What is API security testing?
Best integrated into the DevOps pipeline, API security testing is a practice that challenges the security of an API’s endpoints to verify compliance with security best practices. To evaluate authentication, encryption, conditions of user access, for example, the API is subjected to deliberate input challenges designed to emulate the attack vectors of bad actors to flush out undefined behaviors, bugs and other vulnerabilities. Findings of API testing could include authorization or authentication bypasses, security misconfigurations, SQL and OS command injections, and open-source code vulnerabilities.
API security testing can involve dynamic or static security testing as well as software composition analysis (SCA). SCA checks code in an application against CVE databases. When issues are identified, the SCA tool alerts developers that the application or API is using a library or framework with a known vulnerability. Given the widespread use of open source in API development, software composition analysis plays a critical part in API and application security testing.
What is an API gateway?
An API gateway is a tool that sits between an application and a set of backend services, acting as a reverse proxy to accept API calls.
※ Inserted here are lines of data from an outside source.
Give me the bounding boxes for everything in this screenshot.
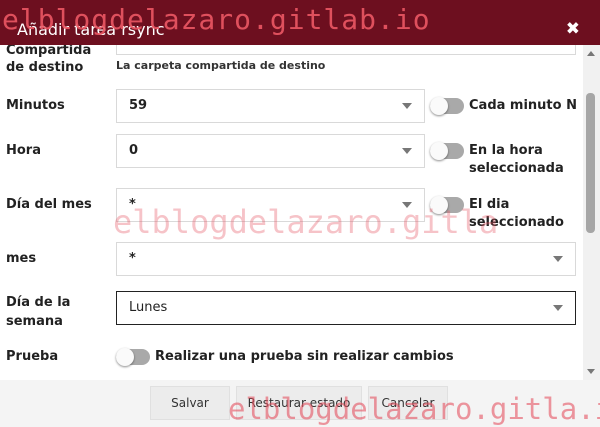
hour-toggle[interactable]: [430, 142, 464, 160]
chevron-down-icon: [553, 305, 563, 311]
minutes-value: 59: [129, 98, 148, 113]
dialog-body: Compartida de destino La carpeta compart…: [0, 45, 582, 380]
test-toggle[interactable]: [116, 348, 150, 366]
scroll-down-icon[interactable]: [587, 369, 595, 374]
hour-toggle-label-2: seleccionada: [469, 161, 564, 176]
scroll-up-icon[interactable]: [587, 51, 595, 56]
day-of-week-label-2: semana: [6, 314, 63, 329]
month-select[interactable]: *: [116, 242, 576, 276]
cancel-button[interactable]: Cancelar: [368, 386, 448, 420]
day-of-week-select[interactable]: Lunes: [116, 291, 576, 325]
chevron-down-icon: [402, 148, 412, 154]
day-of-month-label: Día del mes: [6, 197, 92, 212]
dialog-title: Añadir tarea rsync: [17, 20, 165, 39]
save-button[interactable]: Salvar: [150, 386, 230, 420]
minutes-toggle-label: Cada minuto N: [469, 98, 577, 113]
hour-select[interactable]: 0: [116, 134, 425, 168]
day-of-month-select[interactable]: *: [116, 188, 425, 222]
minutes-select[interactable]: 59: [116, 89, 425, 123]
close-icon[interactable]: ✖: [566, 19, 580, 39]
hour-toggle-label-1: En la hora: [469, 143, 543, 158]
dest-share-hint: La carpeta compartida de destino: [116, 59, 326, 72]
dialog-footer: Salvar Restaurar estado Cancelar: [0, 380, 600, 427]
reset-button[interactable]: Restaurar estado: [236, 386, 362, 420]
dialog-titlebar: Añadir tarea rsync ✖: [0, 0, 600, 45]
toggle-knob: [116, 348, 134, 366]
month-label: mes: [6, 251, 37, 266]
day-of-month-value: *: [129, 197, 136, 212]
test-toggle-label: Realizar una prueba sin realizar cambios: [155, 349, 454, 364]
hour-label: Hora: [6, 143, 41, 158]
minutes-toggle[interactable]: [430, 97, 464, 115]
dest-share-label-text: Compartida de destino: [6, 45, 92, 75]
chevron-down-icon: [553, 256, 563, 262]
test-label: Prueba: [6, 349, 59, 364]
toggle-knob: [430, 97, 448, 115]
day-of-week-value: Lunes: [129, 300, 168, 315]
toggle-knob: [430, 142, 448, 160]
chevron-down-icon: [402, 202, 412, 208]
dest-share-select[interactable]: [116, 45, 576, 55]
day-of-month-toggle-label-1: El dia: [469, 197, 510, 212]
day-of-month-toggle[interactable]: [430, 196, 464, 214]
toggle-knob: [430, 196, 448, 214]
day-of-month-toggle-label-2: seleccionado: [469, 215, 564, 230]
dest-share-label: Compartida de destino: [6, 45, 106, 81]
hour-value: 0: [129, 143, 139, 158]
chevron-down-icon: [402, 103, 412, 109]
day-of-week-label-1: Día de la: [6, 295, 71, 310]
scrollbar-thumb[interactable]: [586, 93, 595, 233]
minutes-label: Minutos: [6, 98, 65, 113]
month-value: *: [129, 251, 136, 266]
scrollbar[interactable]: [583, 45, 600, 380]
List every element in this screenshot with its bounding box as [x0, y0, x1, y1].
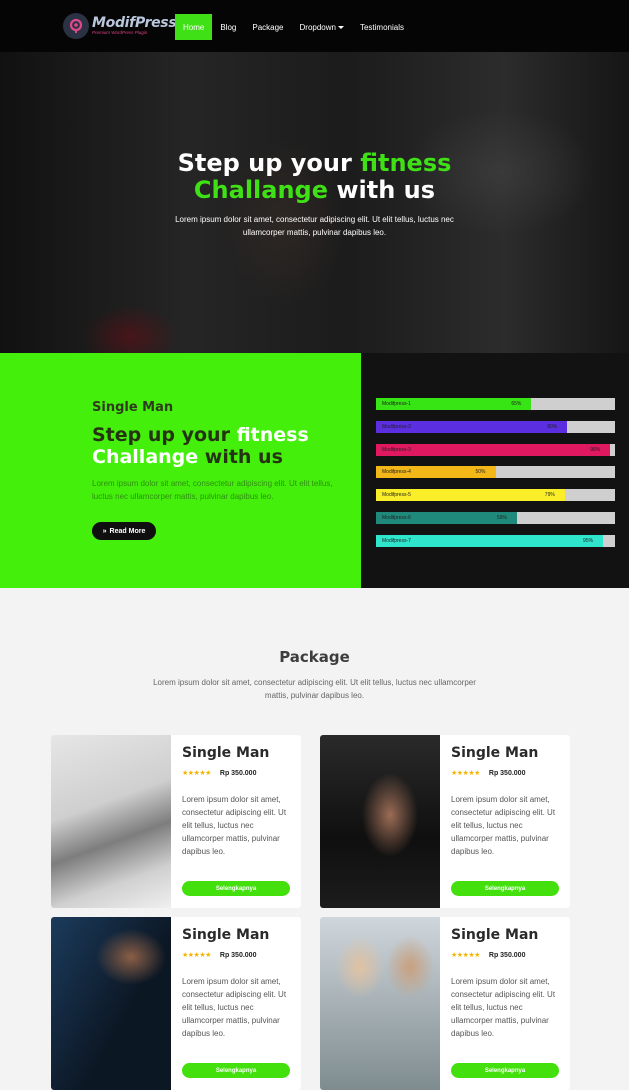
nav-item-blog[interactable]: Blog [212, 14, 244, 40]
promo-panel: Single Man Step up your fitness Challang… [0, 353, 361, 588]
card-image [51, 917, 171, 1090]
package-description: Lorem ipsum dolor sit amet, consectetur … [153, 678, 476, 700]
progress-bar-percent: 98% [590, 446, 601, 453]
rating-stars-icon: ★★★★★ [451, 770, 480, 777]
progress-bar-percent: 50% [475, 469, 486, 476]
progress-bar-label: Modifpress-3 [382, 446, 411, 453]
promo-section: Single Man Step up your fitness Challang… [0, 353, 629, 588]
progress-bar-label: Modifpress-2 [382, 423, 411, 430]
progress-bar: Modifpress-7 95% [376, 534, 615, 547]
top-navbar: ModifPress Premium WordPress Plugin Home… [0, 0, 629, 52]
progress-bar-percent: 59% [497, 514, 508, 521]
skills-panel: Modifpress-1 65% Modifpress-2 80% Modifpress… [361, 353, 629, 588]
hero-title-highlight-challange: Challange [193, 176, 329, 204]
card-image [320, 917, 440, 1090]
package-card: Single Man ★★★★★ Rp 350.000 Lorem ipsum d… [320, 735, 570, 908]
card-image [51, 735, 171, 908]
main-menu: Home Blog Package Dropdown Testimonials [175, 14, 412, 40]
promo-title-part1: Step up your [92, 424, 237, 446]
nav-item-package[interactable]: Package [244, 14, 291, 40]
nav-item-home[interactable]: Home [175, 14, 213, 40]
selengkapnya-button[interactable]: Selengkapnya [451, 1063, 559, 1078]
double-chevron-right-icon: » [102, 527, 107, 535]
selengkapnya-button[interactable]: Selengkapnya [451, 881, 559, 896]
brand-tagline: Premium WordPress Plugin [92, 30, 148, 36]
hero-description: Lorem ipsum dolor sit amet, consectetur … [175, 215, 454, 237]
package-card: Single Man ★★★★★ Rp 350.000 Lorem ipsum d… [51, 917, 301, 1090]
package-title: Package [279, 648, 350, 666]
card-image [320, 735, 440, 908]
package-card: Single Man ★★★★★ Rp 350.000 Lorem ipsum d… [51, 735, 301, 908]
progress-bar: Modifpress-2 80% [376, 420, 615, 433]
read-more-label: Read More [109, 527, 146, 535]
progress-bar: Modifpress-6 59% [376, 511, 615, 524]
card-price: Rp 350.000 [488, 951, 526, 959]
progress-bar: Modifpress-1 65% [376, 398, 615, 410]
caret-down-icon [337, 25, 344, 29]
nav-item-testimonials[interactable]: Testimonials [352, 14, 412, 40]
rating-stars-icon: ★★★★★ [182, 952, 211, 959]
progress-bar-percent: 79% [544, 492, 555, 499]
selengkapnya-button[interactable]: Selengkapnya [182, 881, 290, 896]
card-price: Rp 350.000 [488, 769, 526, 777]
promo-description: Lorem ipsum dolor sit amet, consectetur … [92, 479, 333, 501]
hero-title-part1: Step up your [177, 149, 361, 177]
progress-bar-label: Modifpress-5 [382, 492, 411, 499]
progress-bar: Modifpress-3 98% [376, 443, 615, 456]
package-card: Single Man ★★★★★ Rp 350.000 Lorem ipsum d… [320, 917, 570, 1090]
progress-bar-label: Modifpress-4 [382, 469, 411, 476]
logo-icon [63, 13, 89, 39]
progress-bar-percent: 95% [583, 537, 594, 544]
card-description: Lorem ipsum dolor sit amet, consectetur … [451, 977, 556, 1038]
card-price: Rp 350.000 [219, 951, 257, 959]
progress-bar-label: Modifpress-1 [382, 401, 411, 407]
package-header: Package Lorem ipsum dolor sit amet, cons… [0, 648, 629, 702]
promo-title: Step up your fitness Challange with us [92, 424, 309, 468]
rating-stars-icon: ★★★★★ [182, 770, 211, 777]
progress-bar-percent: 80% [547, 423, 558, 430]
read-more-button[interactable]: » Read More [92, 522, 156, 540]
card-description: Lorem ipsum dolor sit amet, consectetur … [451, 795, 556, 856]
card-title: Single Man [182, 927, 270, 943]
progress-bar-list: Modifpress-1 65% Modifpress-2 80% Modifpress… [376, 398, 615, 558]
card-description: Lorem ipsum dolor sit amet, consectetur … [182, 795, 287, 856]
card-title: Single Man [182, 745, 270, 761]
rating-stars-icon: ★★★★★ [451, 952, 480, 959]
hero-title-part2: with us [328, 176, 436, 204]
promo-title-part2: with us [198, 446, 283, 468]
card-title: Single Man [451, 927, 539, 943]
progress-bar-label: Modifpress-6 [382, 514, 411, 521]
card-description: Lorem ipsum dolor sit amet, consectetur … [182, 977, 287, 1038]
hero-title-highlight-fitness: fitness [360, 149, 452, 177]
progress-bar-fill [376, 443, 611, 456]
progress-bar: Modifpress-5 79% [376, 489, 615, 502]
progress-bar-percent: 65% [511, 401, 522, 407]
hero-banner: Step up your fitness Challange with us L… [0, 52, 629, 353]
brand-logo[interactable]: ModifPress Premium WordPress Plugin [63, 13, 177, 39]
card-title: Single Man [451, 745, 539, 761]
progress-bar-label: Modifpress-7 [382, 537, 411, 544]
nav-item-dropdown[interactable]: Dropdown [292, 14, 352, 40]
progress-bar: Modifpress-4 50% [376, 466, 615, 479]
nav-item-dropdown-label: Dropdown [299, 22, 336, 32]
promo-subtitle: Single Man [92, 400, 174, 415]
hero-title: Step up your fitness Challange with us [0, 150, 629, 204]
promo-title-highlight-challange: Challange [92, 446, 199, 468]
brand-name: ModifPress [92, 15, 177, 32]
promo-title-highlight-fitness: fitness [236, 424, 309, 446]
selengkapnya-button[interactable]: Selengkapnya [182, 1063, 290, 1078]
card-price: Rp 350.000 [219, 769, 257, 777]
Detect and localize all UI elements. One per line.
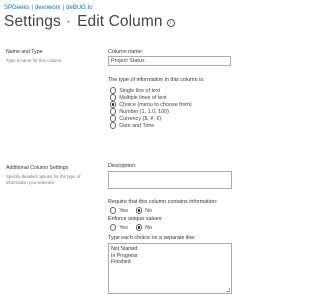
- require-yes-option[interactable]: Yes: [110, 207, 128, 214]
- resize-handle[interactable]: [226, 288, 230, 292]
- require-label: Require that this column contains inform…: [108, 199, 218, 205]
- breadcrumb-link-spgeeks[interactable]: SPGeeks: [4, 5, 29, 11]
- radio-button-selected[interactable]: [135, 224, 143, 231]
- breadcrumb: SPGeeks | devoworx | deBUG.to: [4, 5, 93, 11]
- column-name-input[interactable]: [108, 56, 231, 66]
- type-option-label: Date and Time: [119, 122, 155, 129]
- column-type-radio-group: Single line of text Multiple lines of te…: [110, 87, 192, 129]
- choice-line: In Progress: [111, 252, 138, 259]
- type-option-label: Single line of text: [119, 87, 161, 94]
- unique-yes-option[interactable]: Yes: [110, 224, 128, 231]
- page-title: Settings · Edit Column i: [4, 13, 175, 31]
- choices-label: Type each choice on a separate line:: [108, 235, 196, 241]
- section-desc-additional: Specify detailed options for the type of…: [6, 174, 81, 185]
- type-option-number[interactable]: Number (1, 1.0, 100): [110, 108, 192, 115]
- section-desc-name-type: Type a name for this column.: [6, 58, 63, 63]
- breadcrumb-link-devoworx[interactable]: devoworx: [35, 5, 61, 11]
- unique-no-label: No: [145, 224, 153, 231]
- unique-radio-group: Yes No: [110, 224, 152, 231]
- choice-line: Finished: [111, 259, 131, 266]
- require-yes-label: Yes: [119, 207, 128, 214]
- section-title-additional: Additional Column Settings: [6, 165, 69, 171]
- page-title-current: Edit Column: [77, 13, 163, 30]
- radio-button[interactable]: [110, 87, 117, 94]
- breadcrumb-separator: |: [31, 5, 33, 11]
- breadcrumb-link-debug[interactable]: deBUG.to: [66, 5, 92, 11]
- type-option-date-time[interactable]: Date and Time: [110, 122, 192, 129]
- radio-button-selected[interactable]: [135, 207, 143, 214]
- unique-no-option[interactable]: No: [135, 224, 153, 231]
- choice-line: Not Started: [111, 246, 138, 252]
- require-no-label: No: [145, 207, 153, 214]
- type-option-label: Choice (menu to choose from): [119, 101, 192, 108]
- type-question-label: The type of information in this column i…: [108, 77, 205, 83]
- require-radio-group: Yes No: [110, 207, 152, 214]
- description-textarea[interactable]: [108, 171, 232, 189]
- radio-button[interactable]: [110, 108, 117, 115]
- unique-yes-label: Yes: [119, 224, 128, 231]
- radio-button-selected[interactable]: [110, 101, 117, 108]
- description-label: Description:: [108, 163, 137, 169]
- type-option-currency[interactable]: Currency ($, ¥, €): [110, 115, 192, 122]
- section-title-name-type: Name and Type: [6, 49, 43, 55]
- radio-button[interactable]: [110, 122, 117, 129]
- info-icon[interactable]: i: [166, 19, 175, 27]
- type-option-multiple-lines[interactable]: Multiple lines of text: [110, 94, 192, 101]
- radio-button[interactable]: [110, 207, 117, 214]
- type-option-label: Multiple lines of text: [119, 94, 167, 101]
- type-option-single-line[interactable]: Single line of text: [110, 87, 192, 94]
- type-option-choice[interactable]: Choice (menu to choose from): [110, 101, 192, 108]
- page-title-parent[interactable]: Settings: [4, 13, 61, 30]
- unique-label: Enforce unique values:: [108, 216, 163, 222]
- choices-textarea[interactable]: Not Started In Progress Finished: [108, 243, 232, 294]
- radio-button[interactable]: [110, 224, 117, 231]
- type-option-label: Currency ($, ¥, €): [119, 115, 162, 122]
- breadcrumb-separator: |: [62, 5, 65, 11]
- require-no-option[interactable]: No: [135, 207, 153, 214]
- type-option-label: Number (1, 1.0, 100): [119, 108, 169, 115]
- title-separator: ·: [65, 13, 72, 30]
- column-name-label: Column name:: [108, 49, 144, 55]
- radio-button[interactable]: [110, 115, 117, 122]
- radio-button[interactable]: [110, 94, 117, 101]
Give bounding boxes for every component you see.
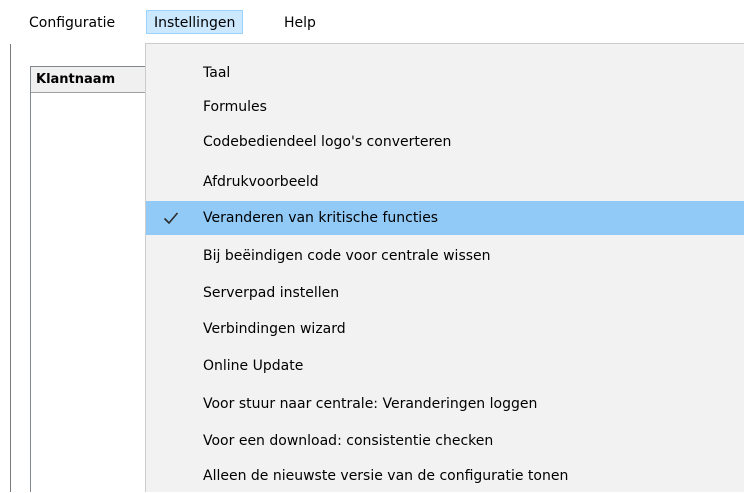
menu-item-veranderingen-loggen[interactable]: Voor stuur naar centrale: Veranderingen … (146, 387, 744, 421)
menu-item-code-wissen[interactable]: Bij beëindigen code voor centrale wissen (146, 239, 744, 273)
menu-item-online-update[interactable]: Online Update (146, 349, 744, 383)
window-left-border (10, 44, 11, 492)
menu-bar: Configuratie Instellingen Help (0, 0, 744, 44)
menu-item-afdrukvoorbeeld[interactable]: Afdrukvoorbeeld (146, 165, 744, 199)
menu-item-label: Veranderen van kritische functies (203, 210, 439, 226)
menu-item-logo-converteren[interactable]: Codebediendeel logo's converteren (146, 125, 744, 159)
menu-item-nieuwste-versie[interactable]: Alleen de nieuwste versie van de configu… (146, 459, 744, 493)
menu-item-kritische-functies[interactable]: Veranderen van kritische functies (146, 201, 744, 235)
menu-item-label: Online Update (203, 358, 304, 374)
check-icon (163, 212, 179, 225)
menu-help[interactable]: Help (276, 10, 324, 34)
menu-item-formules[interactable]: Formules (146, 90, 744, 124)
menu-configuratie[interactable]: Configuratie (22, 10, 122, 34)
menu-instellingen[interactable]: Instellingen (146, 10, 244, 34)
instellingen-dropdown: Taal Formules Codebediendeel logo's conv… (145, 43, 744, 492)
menu-item-label: Taal (203, 65, 231, 81)
menu-item-verbindingen-wizard[interactable]: Verbindingen wizard (146, 312, 744, 346)
column-header-klantnaam[interactable]: Klantnaam (31, 67, 161, 93)
menu-item-label: Codebediendeel logo's converteren (203, 134, 452, 150)
menu-item-label: Bij beëindigen code voor centrale wissen (203, 248, 491, 264)
menu-item-serverpad[interactable]: Serverpad instellen (146, 276, 744, 310)
menu-item-label: Afdrukvoorbeeld (203, 174, 319, 190)
menu-item-label: Alleen de nieuwste versie van de configu… (203, 468, 569, 484)
menu-item-label: Formules (203, 99, 267, 115)
menu-item-label: Voor stuur naar centrale: Veranderingen … (203, 396, 538, 412)
klant-list[interactable]: Klantnaam (30, 66, 161, 492)
menu-item-taal[interactable]: Taal (146, 56, 744, 90)
menu-item-label: Voor een download: consistentie checken (203, 433, 494, 449)
menu-item-label: Verbindingen wizard (203, 321, 346, 337)
menu-item-label: Serverpad instellen (203, 285, 340, 301)
menu-item-consistentie-checken[interactable]: Voor een download: consistentie checken (146, 424, 744, 458)
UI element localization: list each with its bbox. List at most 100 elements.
The API gateway breaks each call into multiple requests and routes these to the appropriate services, each of which produces a response while the API gateway tracks all activity.
What is a shadow API?
A shadow API, also called a zombie API, is a clandestine, nondocumented and nontracked API. Developers are often unaware of their presence and qualities.
What is OpenAPI?
An open API, also called public API, is a publicly available application programming interface that provides developers with access to a software application or web service.
What is a private API?
A private API is an application programming interface that has its application hosted by an organization to serve as a frontend interface to backend data and application functions. The interface provides a point of entry for authorized employees and contractors working to develop those functions.
What is DLL injection?
DLL injection is a type of attack that exploits processes and services of the Windows operating system. By replacing a required DLL file with an infected version and planting it within the search parameters of an application, the infected file will be called on when the application loads, activating its malicious operations.
What is a webhook?
A webhook is an HTTP-based callback function that enables event-driven interaction between two APIs, allowing web applications to receive small amounts of data from other apps. But webhooks are not APIs. They’re often called reverse or push APIs because webhooks trigger the server to send the client an HTTP POST request once data is available (instead of receiving and responding to an HTTP request). Applications must have an API to use a webhook.
In GitOps environments, webhooks can trigger automation workflows and reduce the number of steps needed to implement Git-heavy deployment pipelines, including automatically launching infrastructure-as-code workflows.